По моде, в мягкой шляпе летней,
Слегка игрок, поэт при том,
Он к полке подходил соседней
И брал с неё, в перчатке, том.
Листал, презрительная мина
Являлась на арапский лик
В каморке чудной магазина –
Среди цветных гравюр и книг.
Женщина, полоскающая бельё
На алеющей реке
На бревенчатом мостке
Долго женщина стояла.
Ой ты, солнышко моё!
И в воде она бельё
Грациозно полоскала.
Засучив, подняв подол
Вплоть до бёдер загорелых.
Лес шумел, дивился дол,
Воздыхая то и дело.
Щёчку трогал ветерок
Дуновенья паутиной.
Как прекрасен вечерок
В речке красной, как рябина!
Из итальянского цикла.
Часовня заревом задета.
Канал зацвёл и обмелел.
Здесь мрачноватый Тинторетто
Среди апостолов сидел.
Здесь нежно-пламенный Вечелльо
Как бы смычком виолончели
Писал, как музыку, холсты…
Здесь побывал разок и ты,
Прямой «создатель Ватикана».
Да что! на стульях «Флориана»
Здесь Бродский сиживал порой,
Борясь с похмельною хандрой,
Кивая носом несоветским
На фоне лунного окна.
Здесь Гёте кофе пил турецкий,
Из басурманского зерна.
А там, на пристани, уныло
Заря вечерняя чадила
Прогорклым маслом фонарей.
И там, одна между людей,
Печально тень его бродила.
А как же пушкинский гребец
И пресловутые гондолы?
Весла вздыханье, наконец,
И звуки песни невесёлой?..
Ах, это всё с недавних дней
Претит Венеции моей.
Моцарт
Конферансье-пухляш и дирижёр
В одном лице, во фраке, как кузнечик,
С нашейной бабочкой, танцуя ножкой,
Нам объявил программу и взмахнул
Своею тростью, задержавшись в позе.
Потом кивнул и палочка запела.
Ей вслед – вздохнули юные скрипачки
И потянули длинные смычки,
Охаживая деки, словно тростью
Ученика учитель в давнем веке.
Затем виола говорила низко
С большой девицей, в меру конопатой,
Между колен поставившей её,
Вколовши в пол блестящим тонким шпилем.
Потом… потом широкая Нева,
Как море ширилась – и дальний мост
На ней лежал раскрытою браслеткой…
А там, на дальнем берегу блистал
Адмиралтейства золотой клинок.
Взбивает пену белый «метеор»,
И мчит, задрав свой острый подбородок,
К заливу Финскому…
На трёх китах
Стоит дворец на каменных уступах;
В лазури облаков стада клубятся;
Под ним широкой лестницы уступы
И люди золотые по бокам,
И женщины, и греческие боги.
И Моцарт тут; в камзоле, в парике,
Петра владенья он обходит скромно.
Фонтан спадёт – поклонится ему
И вновь взметнёт свой венчик серебристый.
Самсон оставит льва на миг в покое,
Терзать закончив, и поднимет руку –
Ладонь наружу.
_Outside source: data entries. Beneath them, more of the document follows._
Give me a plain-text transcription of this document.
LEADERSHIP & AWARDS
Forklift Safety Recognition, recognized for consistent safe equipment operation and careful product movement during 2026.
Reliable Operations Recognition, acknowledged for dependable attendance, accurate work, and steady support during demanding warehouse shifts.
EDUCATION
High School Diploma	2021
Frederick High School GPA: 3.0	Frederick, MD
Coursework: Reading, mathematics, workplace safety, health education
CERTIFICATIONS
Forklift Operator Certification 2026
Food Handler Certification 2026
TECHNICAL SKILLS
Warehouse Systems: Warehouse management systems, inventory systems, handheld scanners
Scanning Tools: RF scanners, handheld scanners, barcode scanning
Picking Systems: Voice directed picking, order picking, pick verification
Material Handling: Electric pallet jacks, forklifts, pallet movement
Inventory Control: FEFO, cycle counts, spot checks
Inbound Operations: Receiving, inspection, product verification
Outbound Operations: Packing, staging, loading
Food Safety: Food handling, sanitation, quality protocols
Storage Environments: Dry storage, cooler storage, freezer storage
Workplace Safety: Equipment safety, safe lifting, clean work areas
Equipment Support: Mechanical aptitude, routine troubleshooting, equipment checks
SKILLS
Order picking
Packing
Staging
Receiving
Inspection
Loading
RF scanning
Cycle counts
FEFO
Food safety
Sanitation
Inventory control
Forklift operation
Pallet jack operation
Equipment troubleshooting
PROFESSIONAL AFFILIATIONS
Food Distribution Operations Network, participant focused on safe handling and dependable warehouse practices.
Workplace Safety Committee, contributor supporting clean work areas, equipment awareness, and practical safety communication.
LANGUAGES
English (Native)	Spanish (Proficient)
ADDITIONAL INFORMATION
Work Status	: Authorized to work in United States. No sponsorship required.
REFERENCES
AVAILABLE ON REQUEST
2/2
Голову Персей,
Держа её за кудри золотые,
На постамент положит аккуратно.
А юная Венера ахнет вдруг
И в золото туники завернётся.
А фавн, свирель смиренно отложив
Пред гением, приехавшим из Вены,
Тому покажет два-три зуба жёлтых,
Лукаво рот в улыбке растянув.
Машинка "Зингер"
Изморозь-туман,
За окном снежинка.
Выгибает стан
Швейная машинка.
Чёрно-золотой
Немочке под «мушкой»,
Цокать ей иглой
И вертеть катушкой.
Павловне тепло,
В топленой слободке.
День глядит в стекло,
Будто ангел кроткий.
Девкины Бани.
Не на пятидневке
В Бани я пойду.
Там носили девки
Купчикам водУ.
Вёдрами плескали
Во железный чан.
ПО девять таскали
На парных плечах.
Вымой-ка, купечик,
Красное лицо!
И опять – на плечи
Гнуто деревцо.
Коромысло гнётся:
Тяжела вода!
То-то вся зальётся
Красна слобода.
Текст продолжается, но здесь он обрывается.